Каримов скривился, подумав, что даже скрежет зубовный приятнее этого голоса. Он представлял, как Трубка прижимает к дырявому горлу электронный аппарат и беззвучно шевелит губами, сжимая в зубах неприкуренную трубку, а во рту, как рыба, бьётся бесполезный язык.
— Ты с этим связан? — помолчав, продолжил Трубка. — Успел замазаться?
— Местные дела, я не вмешиваюсь. Сначала какой-то сумасшедший пристрелил местного авторитета, а потом начались разборки, — так что тут жарко.

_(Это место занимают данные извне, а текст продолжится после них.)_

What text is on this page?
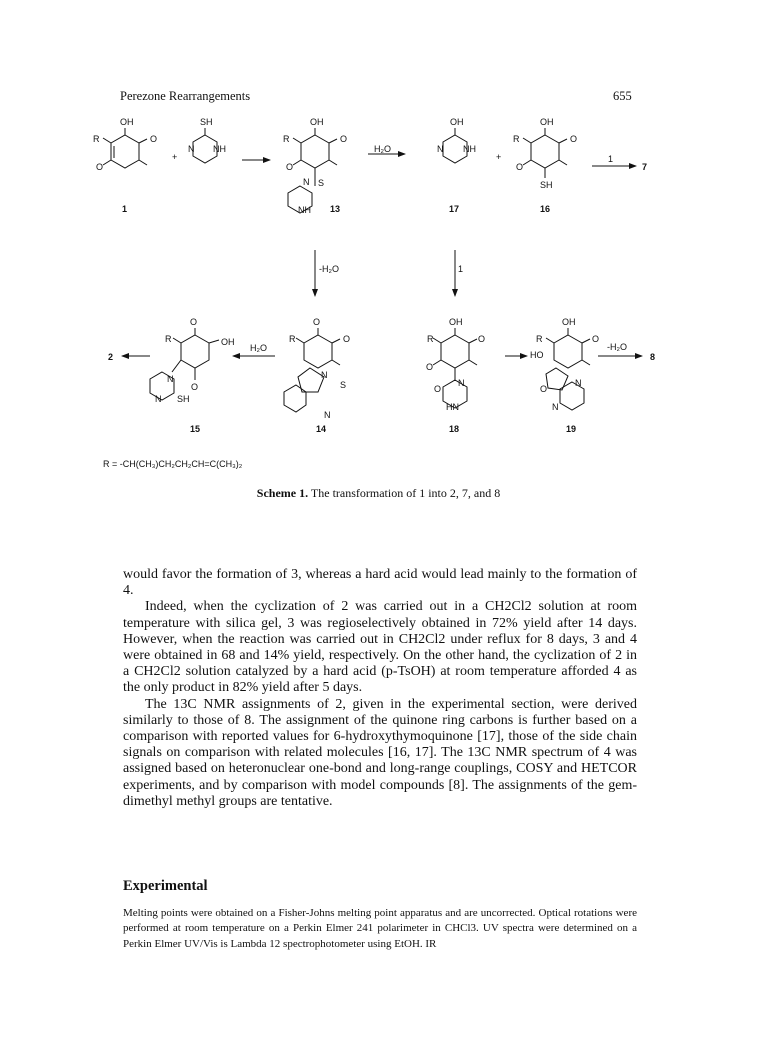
Perezone Rearrangements	655
OH
O
R
O
+
SH
N NH
OH
O
R
O
N S
NH
OH
N NH
+
OH
O
R
O
SH
O
OH
R
O
N
N SH
O
O
R
N
S
N
OH
O
R
O
N
O
HN
OH
O
R
HO
N
O
N
1	13	17	16
15	14	18	19
H₂O
1
7
-H₂O	1
2
H₂O	-H₂O
8
R = -CH(CH₃)CH₂CH₂CH=C(CH₃)₂
Scheme 1. The transformation of 1 into 2, 7, and 8

would favor the formation of 3, whereas a hard acid would lead mainly to the formation of 4.

Indeed, when the cyclization of 2 was carried out in a CH2Cl2 solution at room temperature with silica gel, 3 was regioselectively obtained in 72% yield after 14 days. However, when the reaction was carried out in CH2Cl2 under reflux for 8 days, 3 and 4 were obtained in 68 and 14% yield, respectively. On the other hand, the cyclization of 2 in a CH2Cl2 solution catalyzed by a hard acid (p-TsOH) at room temperature afforded 4 as the only product in 82% yield after 5 days.

The 13C NMR assignments of 2, given in the experimental section, were derived similarly to those of 8. The assignment of the quinone ring carbons is further based on a comparison with reported values for 6-hydroxythymoquinone [17], those of the side chain signals on comparison with related molecules [16, 17]. The 13C NMR spectrum of 4 was assigned based on heteronuclear one-bond and long-range couplings, COSY and HETCOR experiments, and by comparison with model compounds [8]. The assignments of the gem-dimethyl methyl groups are tentative.

Experimental
Melting points were obtained on a Fisher-Johns melting point apparatus and are uncorrected. Optical rotations were performed at room temperature on a Perkin Elmer 241 polarimeter in CHCl3. UV spectra were determined on a Perkin Elmer UV/Vis is Lambda 12 spectrophotometer using EtOH. IR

Оба говорили ничего не значащие фразы, под которыми, как под старой змеиной кожей, проступал иной смысл.
«Господь лепил человека из глины, а я вылепил тебя из дерьма, дал имя, деньги, власть! — слышал Каримов в повисшей паузе. — А ты грызёшь руку, с которой ел!»

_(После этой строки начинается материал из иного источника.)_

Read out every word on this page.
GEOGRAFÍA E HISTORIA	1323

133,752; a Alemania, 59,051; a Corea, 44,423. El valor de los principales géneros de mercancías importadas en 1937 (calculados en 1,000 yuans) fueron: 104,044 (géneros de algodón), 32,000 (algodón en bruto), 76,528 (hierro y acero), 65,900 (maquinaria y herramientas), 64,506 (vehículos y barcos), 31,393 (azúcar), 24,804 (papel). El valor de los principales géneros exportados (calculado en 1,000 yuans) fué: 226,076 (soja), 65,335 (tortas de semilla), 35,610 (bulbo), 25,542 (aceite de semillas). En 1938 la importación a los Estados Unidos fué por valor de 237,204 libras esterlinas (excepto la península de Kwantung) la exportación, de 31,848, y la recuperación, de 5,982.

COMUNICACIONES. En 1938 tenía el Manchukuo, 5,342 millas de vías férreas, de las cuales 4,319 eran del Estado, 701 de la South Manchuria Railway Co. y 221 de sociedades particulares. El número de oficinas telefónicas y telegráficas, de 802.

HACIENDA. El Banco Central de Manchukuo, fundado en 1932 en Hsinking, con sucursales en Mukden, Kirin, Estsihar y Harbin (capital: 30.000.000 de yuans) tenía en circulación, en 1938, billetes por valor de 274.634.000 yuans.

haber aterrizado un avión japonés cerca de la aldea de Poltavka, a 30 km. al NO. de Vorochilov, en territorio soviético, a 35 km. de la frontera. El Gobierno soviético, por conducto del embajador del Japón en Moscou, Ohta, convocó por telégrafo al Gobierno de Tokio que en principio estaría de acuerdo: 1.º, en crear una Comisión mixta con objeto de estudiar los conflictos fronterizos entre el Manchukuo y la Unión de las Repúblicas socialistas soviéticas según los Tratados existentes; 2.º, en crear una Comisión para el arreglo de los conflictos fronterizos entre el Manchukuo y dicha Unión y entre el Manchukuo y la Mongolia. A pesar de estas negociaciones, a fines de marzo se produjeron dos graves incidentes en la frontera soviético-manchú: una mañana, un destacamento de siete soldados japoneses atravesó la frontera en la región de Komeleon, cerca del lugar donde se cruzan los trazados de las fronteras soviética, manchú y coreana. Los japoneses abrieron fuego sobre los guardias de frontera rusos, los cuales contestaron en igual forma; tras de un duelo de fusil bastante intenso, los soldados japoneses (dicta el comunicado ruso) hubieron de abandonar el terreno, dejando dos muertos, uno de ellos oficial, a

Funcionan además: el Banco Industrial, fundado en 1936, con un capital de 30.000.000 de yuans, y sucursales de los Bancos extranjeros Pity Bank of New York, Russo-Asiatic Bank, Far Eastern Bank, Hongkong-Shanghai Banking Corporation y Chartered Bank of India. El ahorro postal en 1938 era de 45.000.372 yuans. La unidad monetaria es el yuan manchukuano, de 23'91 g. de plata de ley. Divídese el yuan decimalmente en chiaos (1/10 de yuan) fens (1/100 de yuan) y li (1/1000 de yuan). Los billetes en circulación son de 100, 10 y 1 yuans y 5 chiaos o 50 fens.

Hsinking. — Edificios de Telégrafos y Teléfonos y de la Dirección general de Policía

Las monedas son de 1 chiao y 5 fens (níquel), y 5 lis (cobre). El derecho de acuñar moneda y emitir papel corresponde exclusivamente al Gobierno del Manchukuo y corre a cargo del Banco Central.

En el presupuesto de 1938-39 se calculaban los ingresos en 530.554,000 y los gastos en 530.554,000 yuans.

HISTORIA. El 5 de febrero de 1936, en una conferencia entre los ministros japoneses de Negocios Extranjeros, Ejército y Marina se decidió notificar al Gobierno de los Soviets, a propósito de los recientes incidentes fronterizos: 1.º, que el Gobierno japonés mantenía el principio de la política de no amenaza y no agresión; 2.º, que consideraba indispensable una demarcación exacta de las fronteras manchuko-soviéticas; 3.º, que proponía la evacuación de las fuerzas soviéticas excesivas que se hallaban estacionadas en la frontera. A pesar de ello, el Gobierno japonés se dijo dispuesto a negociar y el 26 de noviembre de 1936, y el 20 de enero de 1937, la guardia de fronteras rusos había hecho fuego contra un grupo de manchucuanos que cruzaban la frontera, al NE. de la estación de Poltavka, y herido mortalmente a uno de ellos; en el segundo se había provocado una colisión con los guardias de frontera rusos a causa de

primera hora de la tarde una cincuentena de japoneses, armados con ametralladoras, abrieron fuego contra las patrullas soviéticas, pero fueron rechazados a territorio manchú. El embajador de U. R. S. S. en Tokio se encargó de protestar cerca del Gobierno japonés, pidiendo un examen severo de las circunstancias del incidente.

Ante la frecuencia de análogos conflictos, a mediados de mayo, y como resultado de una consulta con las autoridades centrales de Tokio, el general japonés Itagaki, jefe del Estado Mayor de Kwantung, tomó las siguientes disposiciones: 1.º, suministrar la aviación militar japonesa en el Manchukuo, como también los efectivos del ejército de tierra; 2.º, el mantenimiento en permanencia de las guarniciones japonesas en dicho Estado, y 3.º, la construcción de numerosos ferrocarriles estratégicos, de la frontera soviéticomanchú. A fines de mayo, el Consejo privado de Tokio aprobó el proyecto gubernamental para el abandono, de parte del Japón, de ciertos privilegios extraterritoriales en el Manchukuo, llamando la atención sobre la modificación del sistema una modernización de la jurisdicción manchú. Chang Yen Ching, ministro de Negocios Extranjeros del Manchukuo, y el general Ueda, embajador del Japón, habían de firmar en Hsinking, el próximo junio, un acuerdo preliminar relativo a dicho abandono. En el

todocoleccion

«Силой можно взять всё, кроме любви», — оправдывался Каримов, потирая щетинистый, двоившийся ямочкой подбородок.
— Люблю разборки — ментам работы меньше. — оборвал молчание Трубка. — Но я не по этому поводу. Нас с тобой хотят поссорить.
— Разве нас можно поссорить? — перебил Каримов.
Трубка сделал вид, что не услышал: — Шепчут в оба уха, что ты готовишь бунт, хочешь присвоить фабрику.
— Что за чушь? Каким образом? Фабрика — не кошелёк, в подворотне из рук не вырвешь.
Но ответом были короткие гудки.
Старик никогда не здоровался и уходил по-английски, он бросал телефонную трубку, обрывая разговор на полуслове, вставал из-за стола, не прощаясь с гостями, и никогда не засыпал с женщиной, надевая брюки, когда она ещё только откидывалась на подушки. Каримов не раз пытался опередить Трубку, первым нажав на рычаг или, отодвинув стул, покинуть обед, не дождавшись десерта, но старик всегда опережал его на долю секунды, и только Каримов собирался уходить, уже видел его сгорбленную спину. Однажды он задумал уйти сразу, как только Трубка появится, и, отстукивая на подлокотнике похоронный марш, ждал его в ресторане, где они обычно обедали. Он выбрал столик у окна и не успел выпить чашку кофе, как услышал стук в стекло. Погрозив ему пальцем, как нашкодившему ребёнку, Трубка, посмеиваясь, прошёл мимо.
Каримов смотрел на телефон и думал, что пора избавляться от назойливого опекуна.
Там, где земля промерзала насквозь, оставаясь холодной даже летом, тайга переходила в тундру. Тонкие деревца с причудливыми, извивающимися стволами были ниже гигантских валунов, тундра тянулась на долгие километры, смыкаясь на горизонте с набрякшими тучами, и казалось, будто небо здесь такое низкое, что до него можно достать рукой. Лютый шёл среди карликовых деревьев, словно Гулливер в стране лилипутов, и, испуганно озираясь, стал больше сутулиться, словно хотел стать ниже, сравнявшись с ними. В тайге, хмурой и суровой, как строгая мать, он не чувствовал себя одиноким среди хохочущих рек, перешёптывающихся деревьев и гогота болотных птиц. А здесь было так тихо, что Лютому вдруг захотелось закричать, чтобы услышали на другом берегу тундры, и, суеверно перекрестившись, он повернул обратно.
Лютый всегда был хозяином своей судьбы, но лишь в мечтах, где перелицовывал свою жизнь, словно черновик. Точно в ролевой игре, он примерял декорации и костюмы, то пробуя себя в роли сильного мира сего, то возвращаясь в собственное детство. «Что горячее: пламя свечи в нашем воображении или холодные капли воска, оставшиеся на подсвечнике?» — утешал себя Лютый, убеждаясь, что и все вокруг не вольны в собственной судьбе и, смирившись, живут, словно спят, чтобы досмотреть до конца наскучивший, унылый сон. Но теперь Савелий понял, что кровь можно почувствовать только во рту, и даже настоящая кровь, которую пролил не ты, — словно кинематографическая красная краска.